Early in October, we told you about NASA’s Goddard Space Flight Center’s “Tour & Tweet” event. DCist photographer Steve Goldenberg signed up for the tour and took the set of photos in the gallery above; click through for his descriptions as they were led through the facilities.

The center was named after Dr. Robert Goddard, the “father of modern rocket propulsion.” His breakthroughs in aerodynamics and rocketry — not to mention his 1920 publication that discussed the possibility of reaching the moon — played a large role in making spaceflight a reality. (You can see a model of the first successful liquid-propellant rocket that Dr. Goddard developed and launched in 1926 at the National Air & Space Museum on the Mall.) The press lambasted Goddard and the idea of traveling to the moon, and though he continued to make great strides in both engineering and flight theory, he remained mostly unrecognized for his efforts throughout his life. Goddard died in 1945.

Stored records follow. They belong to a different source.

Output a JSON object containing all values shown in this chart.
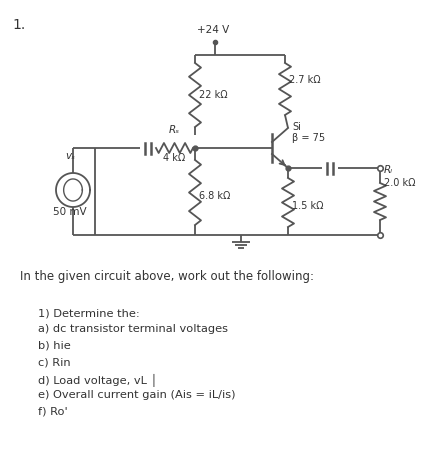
{
  "title_num": "1.",
  "supply_label": "+24 V",
  "r1_label": "22 kΩ",
  "r2_label": "2.7 kΩ",
  "rs_label": "Rₛ",
  "rs_val": "4 kΩ",
  "rb2_label": "6.8 kΩ",
  "re_label": "1.5 kΩ",
  "rl_label": "Rₗ",
  "rl_val": "2.0 kΩ",
  "vs_label": "vₛ",
  "vs_val": "50 mV",
  "transistor_label": "Si",
  "beta_label": "β = 75",
  "question_text": "In the given circuit above, work out the following:",
  "items": [
    "1) Determine the:",
    "a) dc transistor terminal voltages",
    "b) hie",
    "c) Rin",
    "d) Load voltage, vL │",
    "e) Overall current gain (Ais = iL/is)",
    "f) Ro'"
  ],
  "bg_color": "#ffffff",
  "line_color": "#555555",
  "text_color": "#333333"
}
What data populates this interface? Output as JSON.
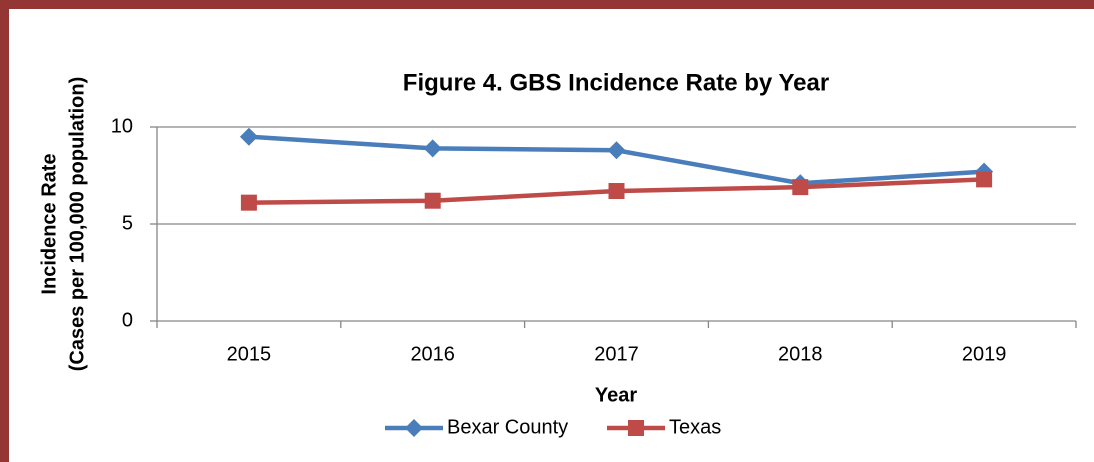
{
  "chart_data": {
    "type": "line",
    "title": "Figure 4. GBS Incidence Rate by Year",
    "xlabel": "Year",
    "ylabel": [
      "Incidence Rate",
      "(Cases per 100,000 population)"
    ],
    "categories": [
      "2015",
      "2016",
      "2017",
      "2018",
      "2019"
    ],
    "series": [
      {
        "name": "Bexar County",
        "color": "#4a7ebb",
        "marker": "diamond",
        "values": [
          9.5,
          8.9,
          8.8,
          7.1,
          7.7
        ]
      },
      {
        "name": "Texas",
        "color": "#be4b48",
        "marker": "square",
        "values": [
          6.1,
          6.2,
          6.7,
          6.9,
          7.3
        ]
      }
    ],
    "ylim": [
      0,
      10
    ],
    "yticks": [
      0,
      5,
      10
    ],
    "grid": true,
    "legend": "bottom"
  }
}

When NASA built its first space flight center in Greenbelt, Md. in 1959, they named it after the great rocket pioneer. Now, Goddard Space Flight Center is the control center for numerous NASA missions, specializing in observation spacecraft that orbit Earth (as opposed to those that travel out into the solar system). Among a large list, Goddard is homebase for the Hubble Space Telescope, which in its 20 year mission has helped scientists refine the age of the universe and discovered some of the first evidence that extrasolar planets exist around stars similar to our Sun. Goddard also runs the Earth Observatory System, which is where we get those incredible images we’ve posted here on DCist. The center is also in charge of the Solar Dynamics Observatory and the other missions studying, measuring, modeling and taking spectacular images of our Sun. Goddard is also the parent facility for the nearby rocket launching site, Wallops Flight Facility, which we discussed earlier this year. Of course, these are only a few examples of the amazing projects going on just a few miles north of D.C.